Coty reported a challenging QQ3 2025 quarter with a modest top-line decline and pronounced profitability and cash-flow headwinds. Revenue totaled $1.299 billion, down 6.24% year over year and 22.20% quarter over quarter, while gross margin remained solid at approximately 64.1%. However, operating performance deteriorated meaningfully as the combination of elevated selling, general and administrative expenses (SG&A) and other expenses drove operating income to -$280.4 million and net income to -$405.7 million (EPS -$0.47) for the quarter. The negative profitability translated into negative free cash flow (-$165.4 million) and a cash burn from operations (-$122.5 million) despite a modest cash balance of $259.4 million at period end.

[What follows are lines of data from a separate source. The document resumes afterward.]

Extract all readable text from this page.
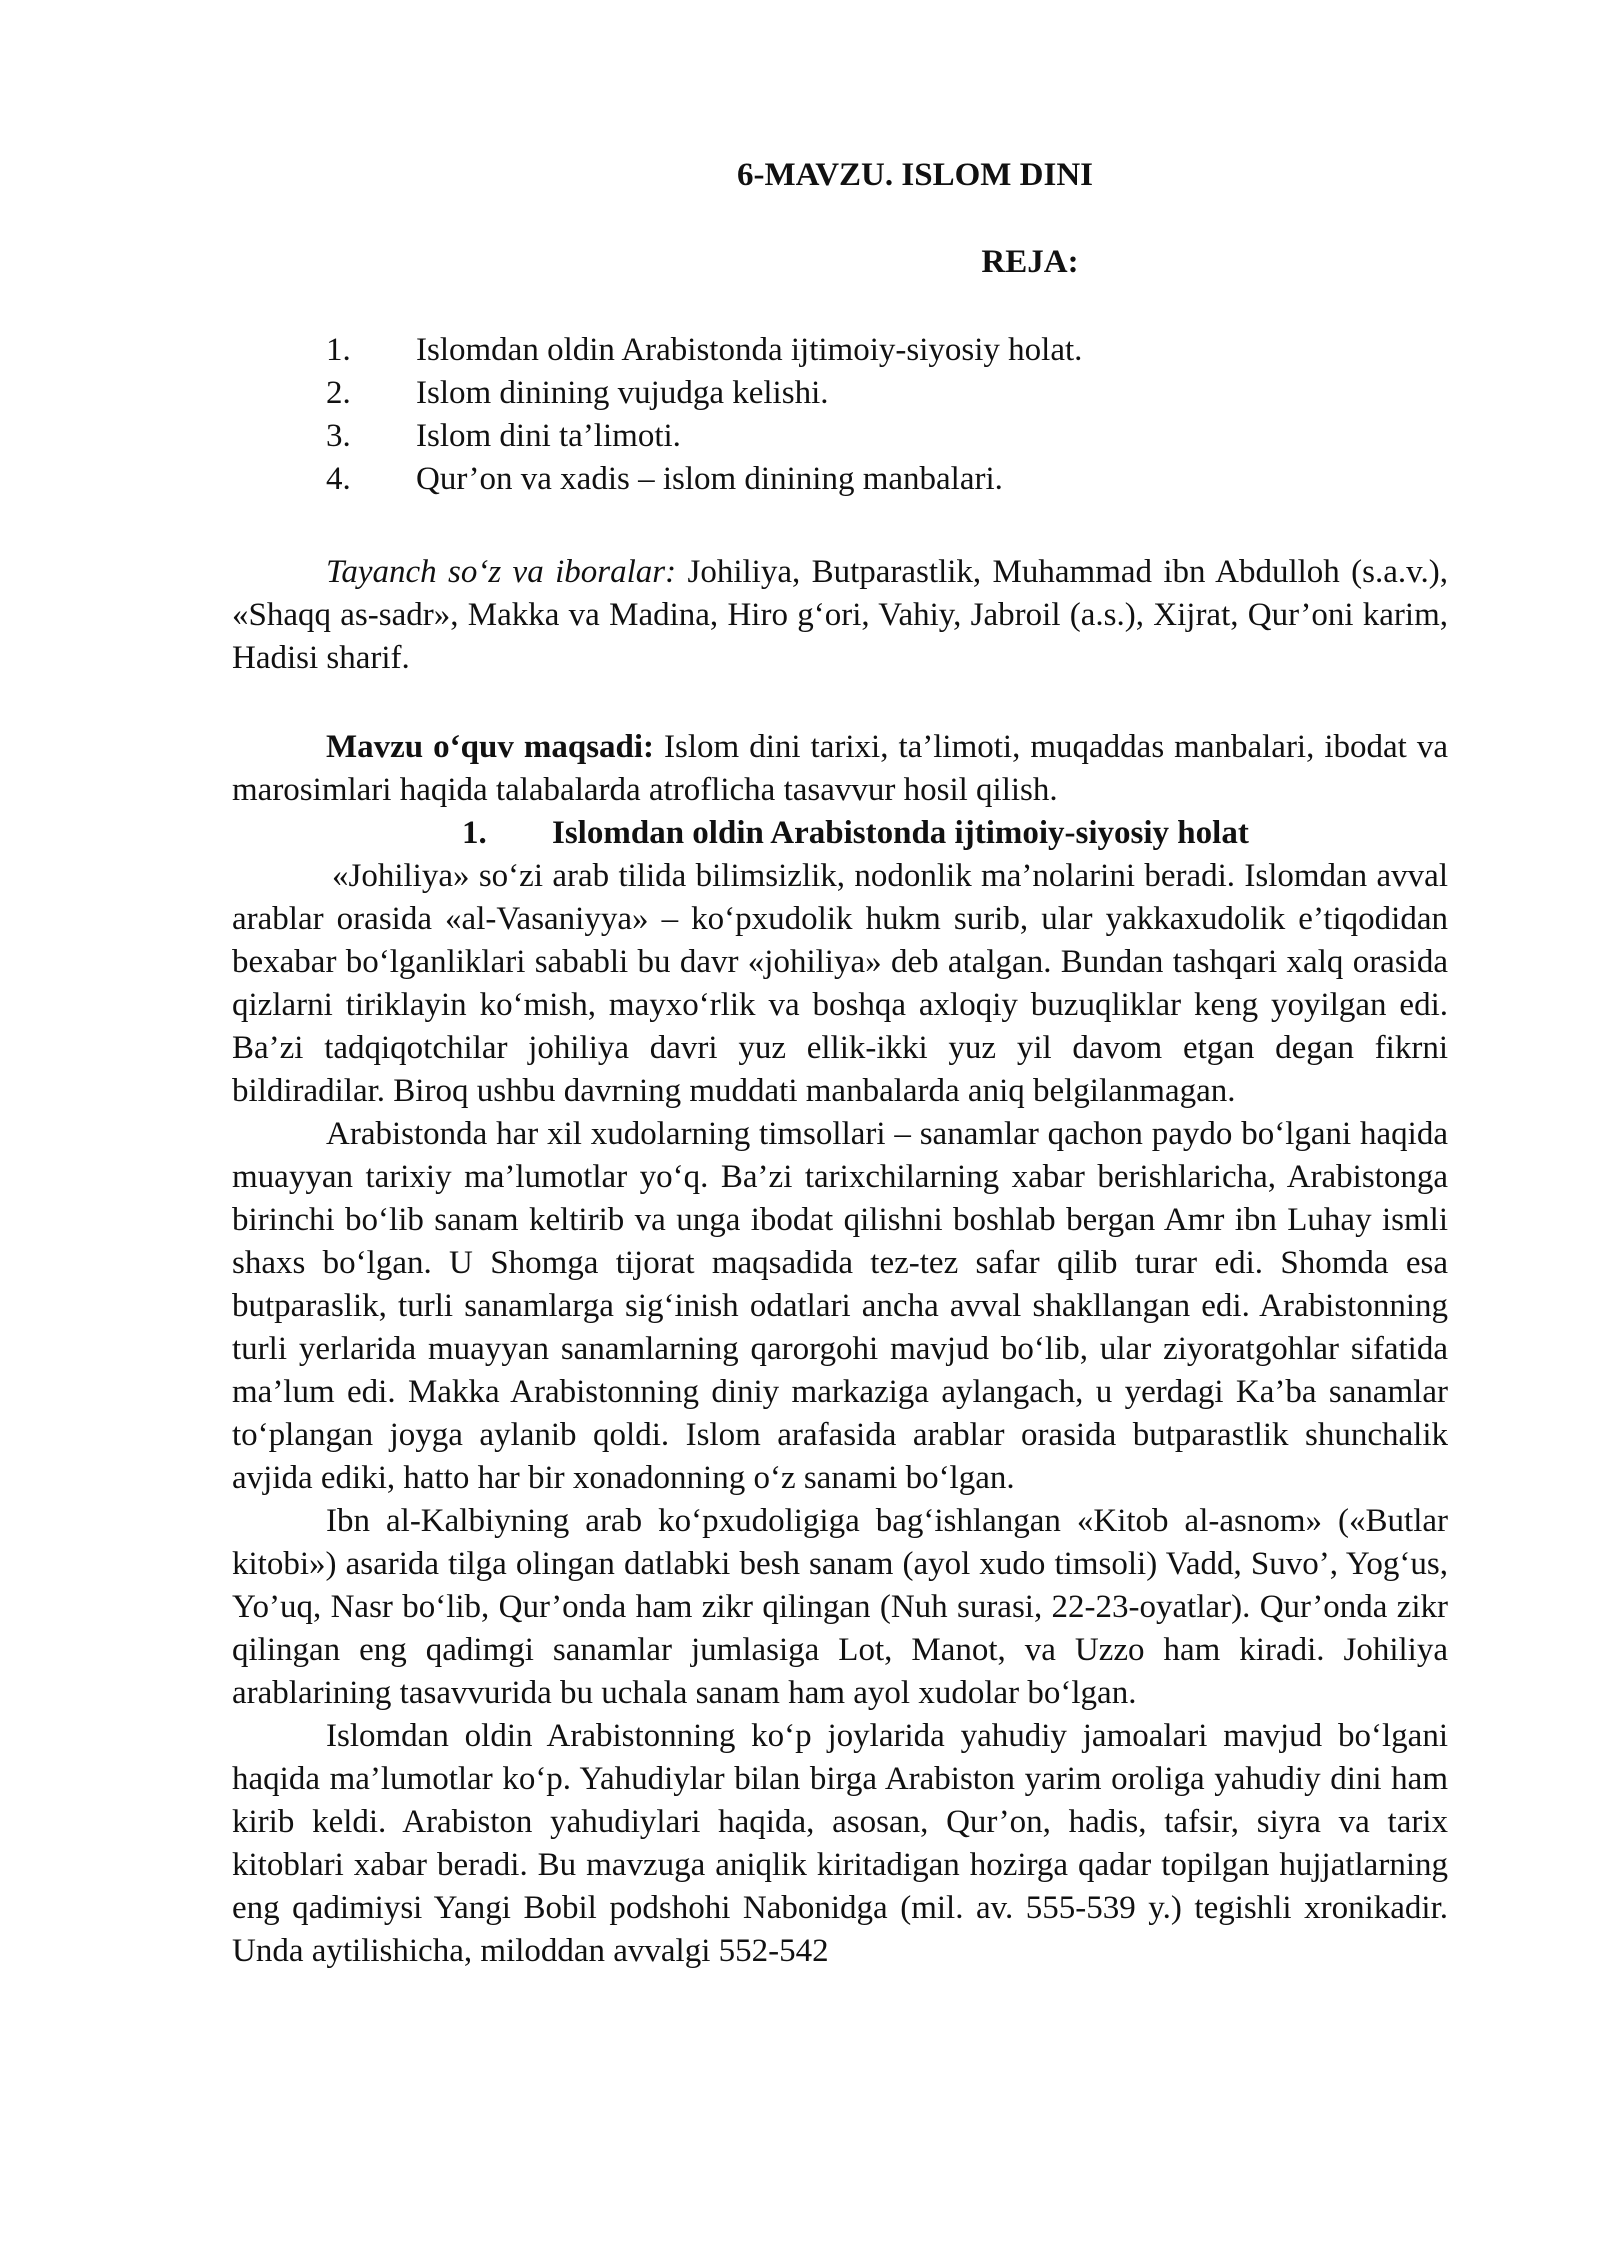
6-MAVZU. ISLOM DINI
REJA:
1.	Islomdan oldin Arabistonda ijtimoiy-siyosiy holat.
2.	Islom dinining vujudga kelishi.
3.	Islom dini ta’limoti.
4.	Qur’on va xadis – islom dinining manbalari.

Tayanch so‘z va iboralar: Johiliya, Butparastlik, Muhammad ibn Abdulloh (s.a.v.), «Shaqq as-sadr», Makka va Madina, Hiro g‘ori, Vahiy, Jabroil (a.s.), Xijrat, Qur’oni karim, Hadisi sharif.

Mavzu o‘quv maqsadi: Islom dini tarixi, ta’limoti, muqaddas manbalari, ibodat va marosimlari haqida talabalarda atroflicha tasavvur hosil qilish.

1.	Islomdan oldin Arabistonda ijtimoiy-siyosiy holat

«Johiliya» so‘zi arab tilida bilimsizlik, nodonlik ma’nolarini beradi. Islomdan avval arablar orasida «al-Vasaniyya» – ko‘pxudolik hukm surib, ular yakkaxudolik e’tiqodidan bexabar bo‘lganliklari sababli bu davr «johiliya» deb atalgan. Bundan tashqari xalq orasida qizlarni tiriklayin ko‘mish, mayxo‘rlik va boshqa axloqiy buzuqliklar keng yoyilgan edi. Ba’zi tadqiqotchilar johiliya davri yuz ellik-ikki yuz yil davom etgan degan fikrni bildiradilar. Biroq ushbu davrning muddati manbalarda aniq belgilanmagan.

Arabistonda har xil xudolarning timsollari – sanamlar qachon paydo bo‘lgani haqida muayyan tarixiy ma’lumotlar yo‘q. Ba’zi tarixchilarning xabar berishlaricha, Arabistonga birinchi bo‘lib sanam keltirib va unga ibodat qilishni boshlab bergan Amr ibn Luhay ismli shaxs bo‘lgan. U Shomga tijorat maqsadida tez-tez safar qilib turar edi. Shomda esa butparaslik, turli sanamlarga sig‘inish odatlari ancha avval shakllangan edi. Arabistonning turli yerlarida muayyan sanamlarning qarorgohi mavjud bo‘lib, ular ziyoratgohlar sifatida ma’lum edi. Makka Arabistonning diniy markaziga aylangach, u yerdagi Ka’ba sanamlar to‘plangan joyga aylanib qoldi. Islom arafasida arablar orasida butparastlik shunchalik avjida ediki, hatto har bir xonadonning o‘z sanami bo‘lgan.

Ibn al-Kalbiyning arab ko‘pxudoligiga bag‘ishlangan «Kitob al-asnom» («Butlar kitobi») asarida tilga olingan datlabki besh sanam (ayol xudo timsoli) Vadd, Suvo’, Yog‘us, Yo’uq, Nasr bo‘lib, Qur’onda ham zikr qilingan (Nuh surasi, 22-23-oyatlar). Qur’onda zikr qilingan eng qadimgi sanamlar jumlasiga Lot, Manot, va Uzzo ham kiradi. Johiliya arablarining tasavvurida bu uchala sanam ham ayol xudolar bo‘lgan.

Islomdan oldin Arabistonning ko‘p joylarida yahudiy jamoalari mavjud bo‘lgani haqida ma’lumotlar ko‘p. Yahudiylar bilan birga Arabiston yarim oroliga yahudiy dini ham kirib keldi. Arabiston yahudiylari haqida, asosan, Qur’on, hadis, tafsir, siyra va tarix kitoblari xabar beradi. Bu mavzuga aniqlik kiritadigan hozirga qadar topilgan hujjatlarning eng qadimiysi Yangi Bobil podshohi Nabonidga (mil. av. 555-539 y.) tegishli xronikadir. Unda aytilishicha, miloddan avvalgi 552-542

Balance-sheet health shows substantial goodwill and intangible assets (Goodwill $3.907B; Intangibles $3.099B; total intangible-related intangibles around $7.0B) supporting a diversified brand portfolio but contributing to elevated leverage. Total debt stood at $4.089B and net debt at $3.845B, with a debt-to-capital ratio of 0.529 and debt-to-equity of 1.124. The company operates with a tight liquidity cushion (current ratio 0.818; cash ratio 0.103) and a negative cash conversion cycle (-68.8 days) driven by payables outpacing receivables. While the gross margin remains a strength, the combination of high operating expenses, non-operating charges, and working-capital dynamics pressured earnings and cash flow.
Looking ahead, management commentary (not provided in the transcript sample) suggests ongoing focus on cost discipline, optimization of the brand portfolio, and acceleration of direct-to-consumer initiatives. The near-term outlook remains sensitive to consumer spending, promotional activity, and mix shifts toward higher-margin prestige segments. Investors should monitor any updates on cost synergies, working capital management, and capital allocation as indicators of margin stabilization and cash-flow recovery potential.